Hoplerythrinus gronovii

Scientific classification
- Kingdom: Animalia
- Phylum: Chordata
- Class: Actinopterygii
- Order: Characiformes
- Family: Erythrinidae
- Genus: Hoplerythrinus
- Species: H. gronovii
- Binomial name: Hoplerythrinus gronovii (Valenciennes, 1847)
- Synonyms: Erythrinus gronovii Valenciennes, 1847;

= Hoplerythrinus gronovii =

- Authority: (Valenciennes, 1847)
- Synonyms: Erythrinus gronovii Valenciennes, 1847

Species of fish

Hoplerythrinus gronovii, the Jeju wolffish, is a species of freshwater ray-finned fish belonging to the family Erythrinidae, the trahiras.

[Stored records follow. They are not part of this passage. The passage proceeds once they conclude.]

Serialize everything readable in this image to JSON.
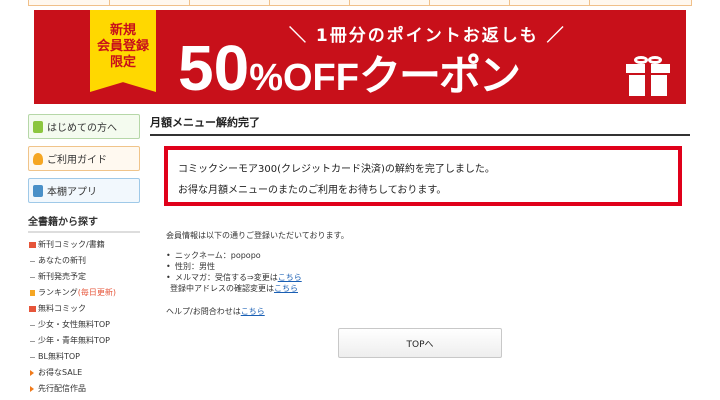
{
  "banner": {
    "badge_line1": "新規",
    "badge_line2": "会員登録",
    "badge_line3": "限定",
    "top_text": "＼ 1冊分のポイントお返しも ／",
    "percent": "50",
    "percent_sign": "%",
    "off": "OFF",
    "coupon": "クーポン"
  },
  "sidebar": {
    "buttons": [
      {
        "label": "はじめての方へ"
      },
      {
        "label": "ご利用ガイド"
      },
      {
        "label": "本棚アプリ"
      }
    ],
    "heading": "全書籍から探す",
    "items": [
      {
        "label": "新刊コミック/書籍",
        "note": ""
      },
      {
        "label": "あなたの新刊",
        "note": ""
      },
      {
        "label": "新刊発売予定",
        "note": ""
      },
      {
        "label": "ランキング",
        "note": "(毎日更新)"
      },
      {
        "label": "無料コミック",
        "note": ""
      },
      {
        "label": "少女・女性無料TOP",
        "note": ""
      },
      {
        "label": "少年・青年無料TOP",
        "note": ""
      },
      {
        "label": "BL無料TOP",
        "note": ""
      },
      {
        "label": "お得なSALE",
        "note": ""
      },
      {
        "label": "先行配信作品",
        "note": ""
      }
    ]
  },
  "main": {
    "title": "月額メニュー解約完了",
    "notice_line1": "コミックシーモア300(クレジットカード決済)の解約を完了しました。",
    "notice_line2": "お得な月額メニューのまたのご利用をお待ちしております。",
    "info_intro": "会員情報は以下の通りご登録いただいております。",
    "nickname_label": "ニックネーム：popopo",
    "gender_label": "性別：男性",
    "mailmag_label": "メルマガ：受信する⇒変更は",
    "mailmag_link": "こちら",
    "address_label": "登録中アドレスの確認変更は",
    "address_link": "こちら",
    "help_label": "ヘルプ/お問合わせは",
    "help_link": "こちら",
    "top_button": "TOPへ"
  }
}
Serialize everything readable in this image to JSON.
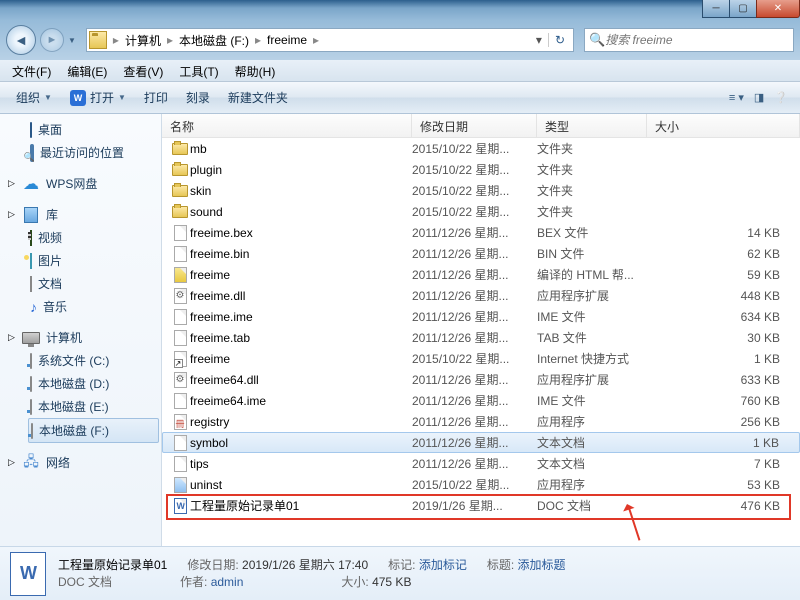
{
  "breadcrumb": [
    "计算机",
    "本地磁盘 (F:)",
    "freeime"
  ],
  "search_placeholder": "搜索 freeime",
  "menu": {
    "file": "文件(F)",
    "edit": "编辑(E)",
    "view": "查看(V)",
    "tools": "工具(T)",
    "help": "帮助(H)"
  },
  "toolbar": {
    "organize": "组织",
    "open": "打开",
    "print": "打印",
    "burn": "刻录",
    "newfolder": "新建文件夹"
  },
  "sidebar": {
    "desktop": "桌面",
    "recent": "最近访问的位置",
    "wps": "WPS网盘",
    "libraries": "库",
    "videos": "视频",
    "pictures": "图片",
    "documents": "文档",
    "music": "音乐",
    "computer": "计算机",
    "drive_c": "系统文件 (C:)",
    "drive_d": "本地磁盘 (D:)",
    "drive_e": "本地磁盘 (E:)",
    "drive_f": "本地磁盘 (F:)",
    "network": "网络"
  },
  "columns": {
    "name": "名称",
    "date": "修改日期",
    "type": "类型",
    "size": "大小"
  },
  "files": [
    {
      "ic": "folder",
      "n": "mb",
      "d": "2015/10/22 星期...",
      "t": "文件夹",
      "s": ""
    },
    {
      "ic": "folder",
      "n": "plugin",
      "d": "2015/10/22 星期...",
      "t": "文件夹",
      "s": ""
    },
    {
      "ic": "folder",
      "n": "skin",
      "d": "2015/10/22 星期...",
      "t": "文件夹",
      "s": ""
    },
    {
      "ic": "folder",
      "n": "sound",
      "d": "2015/10/22 星期...",
      "t": "文件夹",
      "s": ""
    },
    {
      "ic": "file",
      "n": "freeime.bex",
      "d": "2011/12/26 星期...",
      "t": "BEX 文件",
      "s": "14 KB"
    },
    {
      "ic": "file",
      "n": "freeime.bin",
      "d": "2011/12/26 星期...",
      "t": "BIN 文件",
      "s": "62 KB"
    },
    {
      "ic": "chm",
      "n": "freeime",
      "d": "2011/12/26 星期...",
      "t": "编译的 HTML 帮...",
      "s": "59 KB"
    },
    {
      "ic": "dll",
      "n": "freeime.dll",
      "d": "2011/12/26 星期...",
      "t": "应用程序扩展",
      "s": "448 KB"
    },
    {
      "ic": "file",
      "n": "freeime.ime",
      "d": "2011/12/26 星期...",
      "t": "IME 文件",
      "s": "634 KB"
    },
    {
      "ic": "file",
      "n": "freeime.tab",
      "d": "2011/12/26 星期...",
      "t": "TAB 文件",
      "s": "30 KB"
    },
    {
      "ic": "link",
      "n": "freeime",
      "d": "2015/10/22 星期...",
      "t": "Internet 快捷方式",
      "s": "1 KB"
    },
    {
      "ic": "dll",
      "n": "freeime64.dll",
      "d": "2011/12/26 星期...",
      "t": "应用程序扩展",
      "s": "633 KB"
    },
    {
      "ic": "file",
      "n": "freeime64.ime",
      "d": "2011/12/26 星期...",
      "t": "IME 文件",
      "s": "760 KB"
    },
    {
      "ic": "reg",
      "n": "registry",
      "d": "2011/12/26 星期...",
      "t": "应用程序",
      "s": "256 KB"
    },
    {
      "ic": "file",
      "n": "symbol",
      "d": "2011/12/26 星期...",
      "t": "文本文档",
      "s": "1 KB",
      "sel": true
    },
    {
      "ic": "file",
      "n": "tips",
      "d": "2011/12/26 星期...",
      "t": "文本文档",
      "s": "7 KB"
    },
    {
      "ic": "exe",
      "n": "uninst",
      "d": "2015/10/22 星期...",
      "t": "应用程序",
      "s": "53 KB"
    },
    {
      "ic": "word",
      "n": "工程量原始记录单01",
      "d": "2019/1/26 星期...",
      "t": "DOC 文档",
      "s": "476 KB"
    }
  ],
  "details": {
    "title": "工程量原始记录单01",
    "subtitle": "DOC 文档",
    "mod_label": "修改日期:",
    "mod_val": "2019/1/26 星期六 17:40",
    "tag_label": "标记:",
    "tag_val": "添加标记",
    "title_label": "标题:",
    "title_val": "添加标题",
    "author_label": "作者:",
    "author_val": "admin",
    "size_label": "大小:",
    "size_val": "475 KB"
  }
}
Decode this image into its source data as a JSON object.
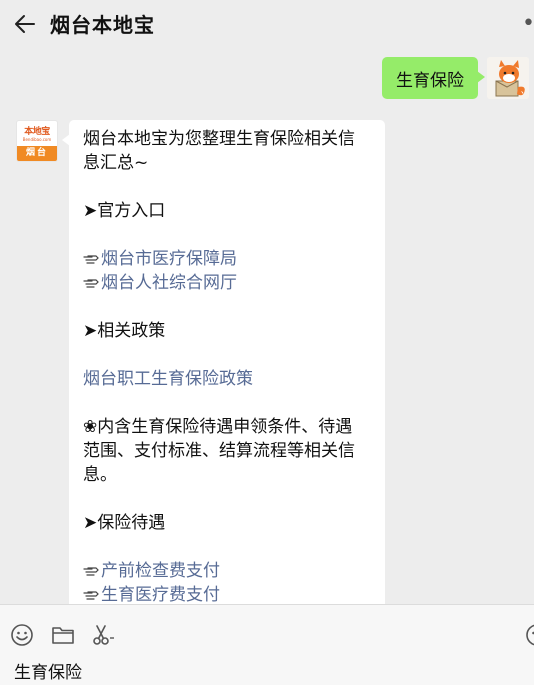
{
  "header": {
    "title": "烟台本地宝"
  },
  "my_message": {
    "text": "生育保险"
  },
  "bot": {
    "avatar_logo": "本地宝",
    "avatar_url": "Bendibao.com",
    "avatar_city": "烟台",
    "intro_line1": "烟台本地宝为您整理生育保险相关信",
    "intro_line2": "息汇总~",
    "section1": "➤官方入口",
    "link1": "烟台市医疗保障局",
    "link2": "烟台人社综合网厅",
    "section2": "➤相关政策",
    "link3": "烟台职工生育保险政策",
    "note_line1": "❀内含生育保险待遇申领条件、待遇",
    "note_line2": "范围、支付标准、结算流程等相关信",
    "note_line3": "息。",
    "section3": "➤保险待遇",
    "link4": "产前检查费支付",
    "link5": "生育医疗费支付"
  },
  "input": {
    "value": "生育保险"
  },
  "icons": [
    "back-arrow-icon",
    "more-icon",
    "emoji-icon",
    "folder-icon",
    "scissors-icon",
    "smiley-icon",
    "pointing-hand-icon"
  ],
  "colors": {
    "my_bubble": "#95ec69",
    "link": "#576b95",
    "logo": "#f08a24"
  }
}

This little known species is found in northern South America.

==Taxonomy==
Hoplerythrinus gronovii was first formally described as Erythrinus gronovii in 1847 by the French zoologist Achille Valenciennes, with its type locality given as Cayenne, French Guiana. It was listed as a valid species of Erythrinus by Osvaldo Takeshi Oyakawa in 2003. This taxon is classified within the genus Hoplerythrinus in the family Erythrinidae, which is within the suborder Characoidei of the order Characiformes.

==Etymology==
Hoplerythrinus gronovii is a member of the genus Hoplerythrinus. This name combines the Greek hoplon, meaning "shield" or "armour", a reference to the infraorbital bones being large and covering the cheeks, with the genus name Erythrinus. These enlarged infraorbital bones are not unique to this genus, and all trahiras have them. The specific name honours the Dutch naturalist Laurens Theodorus Gronovius, who Valenciennes claimed illustrated this species in volume 2 of his book Museum Ichthyologicum, published in 1756.

==Description==
Hoplerythrinus gronovii attains a maximum standard length of 17.8 cm. The fishes in this genus are obligate air breathers, and have a highly vascularised swim bladder as an adpation to air breathing. They gulp air at the surface, allowing them to survive in stagnant and anaerobic waters, and can even move short distances out of water.

==Distribution and habitat==
Hoplerythrinus gronovii is known only from French Guiana, where it is a pelagic fish of freshwaters.